The latest Markit/CIPS survey, where a reading above 50 represents growth, fell to 45.9 in May from 50.2 the previous month, well below City hopes for a figure just below 50.
It is the second-steepest fall in the survey's 20-year history and came as new orders dropped at the fastest pace since March 2009.
Markit said the collapse reflected not just the crisis in the eurozone but the increasing weakness of the UK domestic market, with overall order books shrinking at a faster rate than export orders.
It found that manufacturers were struggling to replace orders from Europe with work elsewhere, such as the US and Asia.
Barring a sharp turnaround this month, manufacturing output could fall by as much as 1% in the second quarter, dashing hopes that the UK will make a quick exit from recession.
CIPS chief executive David Noble said: "The harsh realities of the weak global economy and sluggish domestic demand are bearing down on UK manufacturing.
"This may prove to be a blip, but there is a long way to go before the manufacturing sector recovers fully from the global financial crisis. The sector could well become a drag on the UK economy as it seeks a return to better health."
Job losses were reported for the first time in five months during May, while CIPS also highlighted the increasing non-replacement of leavers.

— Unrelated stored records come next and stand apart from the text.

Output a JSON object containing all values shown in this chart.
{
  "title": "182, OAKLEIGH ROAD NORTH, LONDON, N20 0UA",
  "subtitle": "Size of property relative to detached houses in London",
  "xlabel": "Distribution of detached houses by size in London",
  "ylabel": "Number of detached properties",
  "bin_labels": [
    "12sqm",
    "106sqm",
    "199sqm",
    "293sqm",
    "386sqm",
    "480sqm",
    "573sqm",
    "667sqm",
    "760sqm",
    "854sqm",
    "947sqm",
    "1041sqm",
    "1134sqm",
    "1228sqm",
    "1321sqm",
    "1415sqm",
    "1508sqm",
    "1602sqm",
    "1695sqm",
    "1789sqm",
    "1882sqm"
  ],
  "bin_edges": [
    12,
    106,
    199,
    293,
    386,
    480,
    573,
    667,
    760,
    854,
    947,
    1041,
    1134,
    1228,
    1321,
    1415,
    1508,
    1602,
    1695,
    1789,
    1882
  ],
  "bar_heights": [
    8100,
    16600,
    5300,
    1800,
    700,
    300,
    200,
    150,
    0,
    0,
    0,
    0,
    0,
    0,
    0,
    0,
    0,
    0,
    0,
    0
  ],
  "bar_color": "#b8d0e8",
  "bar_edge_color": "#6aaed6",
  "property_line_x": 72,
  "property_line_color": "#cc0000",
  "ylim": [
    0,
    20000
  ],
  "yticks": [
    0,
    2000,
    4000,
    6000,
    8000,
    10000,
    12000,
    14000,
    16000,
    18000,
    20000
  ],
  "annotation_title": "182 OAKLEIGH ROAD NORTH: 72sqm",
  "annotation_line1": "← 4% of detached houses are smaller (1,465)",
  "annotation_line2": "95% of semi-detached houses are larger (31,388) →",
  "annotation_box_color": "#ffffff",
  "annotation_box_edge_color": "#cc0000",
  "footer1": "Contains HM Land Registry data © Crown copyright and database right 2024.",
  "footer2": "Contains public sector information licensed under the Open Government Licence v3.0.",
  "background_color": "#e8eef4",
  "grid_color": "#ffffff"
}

The only bright spot for economy-watchers came from an easing in inflationary pressures, with the rates of increase in input costs and selling prices both slowing over the month.
Howard Archer of IHS Global Insight said: "The depth of the manufacturing weakness in May increases the already appreciable risk that the economy will contract again in the second quarter – especially as it is handicapped by the extra day’s public holiday resulting from the Queen’s Diamond Jubilee."